Fault Tolerance

As explained in Actor Systems, each actor is the supervisor of its children, and as such each actor defines a fault handling supervisor strategy. This strategy cannot be changed after a child actor is created.

Fault Handling in Practice

Let's set up an example strategy which will handle data store errors in a child actor. In this sample we use a best effort re-connect approach.

Creating a Supervisor Strategy

protected override SupervisorStrategy SupervisorStrategy()
{
    return new OneForOneStrategy(
        maxNrOfRetries: 10,
        withinTimeRange: TimeSpan.FromMinutes(1),
        localOnlyDecider: ex =>
        {
            switch (ex)
            {
                case ArithmeticException ae:
                    return Directive.Resume;
                case NullReferenceException nre:
                    return Directive.Restart;
                case ArgumentException are:
                    return Directive.Stop;
                default:
                    return Directive.Escalate;
            }
        });
}

We will handle a few exception types to demonstrate some fault handling directives described in Supervision and Monitoring. This strategy is "one-for-one", meaning that each child is treated separately. The alternative is an "all-for-one" strategy, where a decision is applied to all children of the supervisor, not only the failing one. We have chosen to set a limit of maximum 10 restarts per minute; The child actor is stopped if the limit is exceeded. We could have chosen to leave this argument out, which would have created a strategy where the child actor would restart indefinitely.

Note

If the strategy is declared inside the supervising actor (as opposed to within a companion object) its decider has access to all internal state of the actor in a thread-safe fashion, including obtaining a reference to the currently failed child (available as the Sender of the failure message).
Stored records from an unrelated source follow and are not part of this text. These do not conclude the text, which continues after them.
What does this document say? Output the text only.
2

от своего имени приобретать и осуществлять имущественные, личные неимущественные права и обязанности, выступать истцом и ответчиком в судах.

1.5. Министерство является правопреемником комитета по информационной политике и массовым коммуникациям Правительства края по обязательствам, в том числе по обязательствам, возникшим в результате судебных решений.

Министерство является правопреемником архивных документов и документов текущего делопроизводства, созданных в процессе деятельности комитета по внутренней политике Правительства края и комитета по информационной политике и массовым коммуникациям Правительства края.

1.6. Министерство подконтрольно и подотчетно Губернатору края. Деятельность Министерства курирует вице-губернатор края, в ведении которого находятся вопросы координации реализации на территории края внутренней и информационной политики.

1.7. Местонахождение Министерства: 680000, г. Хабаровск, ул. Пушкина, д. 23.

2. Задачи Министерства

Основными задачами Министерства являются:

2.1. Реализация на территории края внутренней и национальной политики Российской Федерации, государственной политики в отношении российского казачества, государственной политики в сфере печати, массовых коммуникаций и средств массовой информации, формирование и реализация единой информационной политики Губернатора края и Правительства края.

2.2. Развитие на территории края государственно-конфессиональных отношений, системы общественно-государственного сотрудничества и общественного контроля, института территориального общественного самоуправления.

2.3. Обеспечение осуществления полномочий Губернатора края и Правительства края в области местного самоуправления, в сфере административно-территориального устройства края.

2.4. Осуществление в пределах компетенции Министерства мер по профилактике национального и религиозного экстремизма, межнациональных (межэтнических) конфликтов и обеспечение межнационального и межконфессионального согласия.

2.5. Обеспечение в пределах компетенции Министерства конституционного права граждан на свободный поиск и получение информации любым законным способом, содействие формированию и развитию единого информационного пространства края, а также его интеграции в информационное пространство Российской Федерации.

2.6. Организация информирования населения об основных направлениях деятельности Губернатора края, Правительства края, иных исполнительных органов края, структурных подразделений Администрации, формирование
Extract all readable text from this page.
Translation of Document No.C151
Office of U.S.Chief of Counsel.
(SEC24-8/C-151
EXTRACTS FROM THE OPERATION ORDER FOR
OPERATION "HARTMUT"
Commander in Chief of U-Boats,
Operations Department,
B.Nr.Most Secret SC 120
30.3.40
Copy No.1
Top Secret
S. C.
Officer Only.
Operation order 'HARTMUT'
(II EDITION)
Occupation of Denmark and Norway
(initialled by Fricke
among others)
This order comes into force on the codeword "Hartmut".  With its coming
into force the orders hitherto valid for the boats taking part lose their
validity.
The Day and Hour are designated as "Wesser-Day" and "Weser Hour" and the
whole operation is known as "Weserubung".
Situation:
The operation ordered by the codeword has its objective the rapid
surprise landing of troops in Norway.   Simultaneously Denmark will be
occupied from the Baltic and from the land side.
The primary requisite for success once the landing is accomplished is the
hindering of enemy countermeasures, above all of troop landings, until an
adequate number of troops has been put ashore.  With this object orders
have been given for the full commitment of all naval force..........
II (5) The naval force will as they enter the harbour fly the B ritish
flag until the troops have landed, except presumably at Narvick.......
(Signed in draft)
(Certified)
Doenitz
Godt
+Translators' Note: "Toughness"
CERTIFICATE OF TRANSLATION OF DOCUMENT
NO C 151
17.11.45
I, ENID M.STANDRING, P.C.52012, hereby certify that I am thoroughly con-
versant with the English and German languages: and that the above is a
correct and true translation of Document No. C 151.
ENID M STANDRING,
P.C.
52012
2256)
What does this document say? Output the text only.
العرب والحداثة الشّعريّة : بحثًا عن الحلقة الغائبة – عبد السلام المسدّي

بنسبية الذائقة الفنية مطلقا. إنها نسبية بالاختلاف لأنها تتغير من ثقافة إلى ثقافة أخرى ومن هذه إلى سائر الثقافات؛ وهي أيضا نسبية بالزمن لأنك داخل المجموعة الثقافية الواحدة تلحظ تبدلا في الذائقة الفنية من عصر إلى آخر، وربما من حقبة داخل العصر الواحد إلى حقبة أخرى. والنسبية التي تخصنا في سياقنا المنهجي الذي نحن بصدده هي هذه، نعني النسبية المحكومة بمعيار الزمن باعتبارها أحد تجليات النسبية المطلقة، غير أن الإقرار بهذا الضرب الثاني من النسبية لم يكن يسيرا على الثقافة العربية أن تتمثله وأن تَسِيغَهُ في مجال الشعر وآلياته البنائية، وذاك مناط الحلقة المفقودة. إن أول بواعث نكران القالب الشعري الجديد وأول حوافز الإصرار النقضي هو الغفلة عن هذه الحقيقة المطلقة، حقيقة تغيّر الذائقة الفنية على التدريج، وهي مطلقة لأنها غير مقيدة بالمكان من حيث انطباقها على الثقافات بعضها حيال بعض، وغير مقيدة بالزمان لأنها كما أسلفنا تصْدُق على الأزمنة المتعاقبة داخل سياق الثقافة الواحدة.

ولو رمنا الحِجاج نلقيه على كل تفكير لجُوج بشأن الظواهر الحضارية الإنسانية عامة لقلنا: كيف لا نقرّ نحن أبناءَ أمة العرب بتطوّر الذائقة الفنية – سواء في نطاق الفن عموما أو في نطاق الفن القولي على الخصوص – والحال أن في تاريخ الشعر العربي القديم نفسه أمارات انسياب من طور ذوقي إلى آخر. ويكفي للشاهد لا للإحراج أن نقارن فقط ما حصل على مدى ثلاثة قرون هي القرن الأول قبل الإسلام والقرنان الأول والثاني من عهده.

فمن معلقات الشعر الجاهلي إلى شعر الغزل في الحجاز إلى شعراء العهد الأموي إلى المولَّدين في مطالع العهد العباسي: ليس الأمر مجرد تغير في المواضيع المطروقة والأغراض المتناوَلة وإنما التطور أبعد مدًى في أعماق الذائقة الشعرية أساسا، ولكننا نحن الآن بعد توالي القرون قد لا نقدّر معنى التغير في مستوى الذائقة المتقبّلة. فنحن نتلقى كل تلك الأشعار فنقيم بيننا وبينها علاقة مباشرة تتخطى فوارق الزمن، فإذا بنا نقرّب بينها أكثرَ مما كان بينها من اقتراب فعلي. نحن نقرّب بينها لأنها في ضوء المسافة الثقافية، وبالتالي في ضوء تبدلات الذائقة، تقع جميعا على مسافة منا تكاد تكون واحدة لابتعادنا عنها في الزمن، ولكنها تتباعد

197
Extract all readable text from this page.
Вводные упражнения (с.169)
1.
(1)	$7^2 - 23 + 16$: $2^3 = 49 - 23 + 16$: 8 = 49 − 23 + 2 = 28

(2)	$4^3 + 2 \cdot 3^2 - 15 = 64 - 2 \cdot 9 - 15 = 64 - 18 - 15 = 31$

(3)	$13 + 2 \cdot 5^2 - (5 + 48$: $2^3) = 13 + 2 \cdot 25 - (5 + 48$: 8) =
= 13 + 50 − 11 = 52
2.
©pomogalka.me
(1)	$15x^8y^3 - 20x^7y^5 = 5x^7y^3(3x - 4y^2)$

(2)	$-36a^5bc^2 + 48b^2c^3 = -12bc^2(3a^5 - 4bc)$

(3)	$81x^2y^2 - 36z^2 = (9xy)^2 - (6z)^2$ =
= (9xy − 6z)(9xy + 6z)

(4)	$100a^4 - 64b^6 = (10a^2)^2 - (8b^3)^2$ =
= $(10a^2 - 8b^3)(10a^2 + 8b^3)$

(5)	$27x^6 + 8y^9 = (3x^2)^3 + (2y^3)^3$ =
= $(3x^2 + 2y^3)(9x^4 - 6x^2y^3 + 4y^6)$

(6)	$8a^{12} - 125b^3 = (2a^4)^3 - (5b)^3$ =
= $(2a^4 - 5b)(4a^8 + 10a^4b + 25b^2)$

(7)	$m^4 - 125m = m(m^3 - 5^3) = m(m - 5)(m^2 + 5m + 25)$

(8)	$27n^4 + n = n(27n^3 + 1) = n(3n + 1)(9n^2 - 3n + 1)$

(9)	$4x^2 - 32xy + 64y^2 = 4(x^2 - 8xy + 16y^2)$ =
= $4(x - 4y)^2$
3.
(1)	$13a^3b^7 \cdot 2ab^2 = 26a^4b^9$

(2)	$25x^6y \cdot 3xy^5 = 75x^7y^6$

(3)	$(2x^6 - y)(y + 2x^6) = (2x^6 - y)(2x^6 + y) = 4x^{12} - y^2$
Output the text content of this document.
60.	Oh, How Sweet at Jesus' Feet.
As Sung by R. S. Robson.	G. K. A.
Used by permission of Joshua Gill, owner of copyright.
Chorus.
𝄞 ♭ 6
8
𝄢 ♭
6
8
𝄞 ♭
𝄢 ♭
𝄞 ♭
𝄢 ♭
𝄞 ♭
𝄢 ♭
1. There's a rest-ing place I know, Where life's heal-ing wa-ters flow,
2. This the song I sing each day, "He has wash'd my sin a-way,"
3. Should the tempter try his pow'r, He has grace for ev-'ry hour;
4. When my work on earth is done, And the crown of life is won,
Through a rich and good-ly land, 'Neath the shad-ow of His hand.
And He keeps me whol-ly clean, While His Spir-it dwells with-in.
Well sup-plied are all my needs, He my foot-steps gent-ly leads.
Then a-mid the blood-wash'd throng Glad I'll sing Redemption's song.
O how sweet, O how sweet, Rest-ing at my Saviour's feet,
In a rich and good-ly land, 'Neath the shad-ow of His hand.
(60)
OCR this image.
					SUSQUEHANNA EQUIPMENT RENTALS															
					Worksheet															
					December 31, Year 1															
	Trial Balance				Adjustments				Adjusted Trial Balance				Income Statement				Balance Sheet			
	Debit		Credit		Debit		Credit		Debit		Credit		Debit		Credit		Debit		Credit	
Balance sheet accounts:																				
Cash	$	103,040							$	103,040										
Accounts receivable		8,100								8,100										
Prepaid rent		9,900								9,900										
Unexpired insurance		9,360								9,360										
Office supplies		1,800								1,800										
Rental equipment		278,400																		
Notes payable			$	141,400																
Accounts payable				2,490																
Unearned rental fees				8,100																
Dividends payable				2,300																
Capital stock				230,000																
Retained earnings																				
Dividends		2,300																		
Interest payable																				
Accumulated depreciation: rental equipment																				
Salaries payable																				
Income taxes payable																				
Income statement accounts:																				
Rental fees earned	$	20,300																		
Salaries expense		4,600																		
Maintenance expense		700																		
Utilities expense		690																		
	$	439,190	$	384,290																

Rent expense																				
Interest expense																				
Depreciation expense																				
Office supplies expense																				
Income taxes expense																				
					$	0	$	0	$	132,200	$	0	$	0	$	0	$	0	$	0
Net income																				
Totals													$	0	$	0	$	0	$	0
Default Supervisor Strategy

When the supervisor strategy is not defined for an actor the following exceptions are handled by default:

ActorInitializationException will stop the failing child actor;
ActorKilledException will stop the failing child actor; and
Any other type of Exception will restart the failing child actor.

You can combine your own strategy with the default strategy like this:

protected override SupervisorStrategy SupervisorStrategy()
{
    return new OneForOneStrategy(
        maxNrOfRetries: 10,
        withinTimeRange: TimeSpan.FromMinutes(1),
        localOnlyDecider: ex =>
        {
            if (ex is ArithmeticException)
            {
                return Directive.Resume;
            }

            return Akka.Actor.SupervisorStrategy.DefaultStrategy.Decider.Decide(ex);
        });
}

Stopping Supervisor Strategy

An alternative which is closer to the Erlang way is to stop children when they fail and then take corrective action in the supervisor when DeathWatch signals the loss of the child. This strategy is also provided pre-packaged as SupervisorStrategy.StoppingStrategy with an accompanying StoppingSupervisorStrategy configurator to be used when you want the "/user" guardian to apply it.

Logging of Actor Failures

The default strategy logs failures unless they are escalated. You can mute the default logging of a SupervisorStrategy by setting loggingEnabled to false when instantiating it. Customized logging can be done inside the Decider. Note that the reference to the currently failed child is available as the Sender when the SupervisorStrategy is declared inside the supervising actor.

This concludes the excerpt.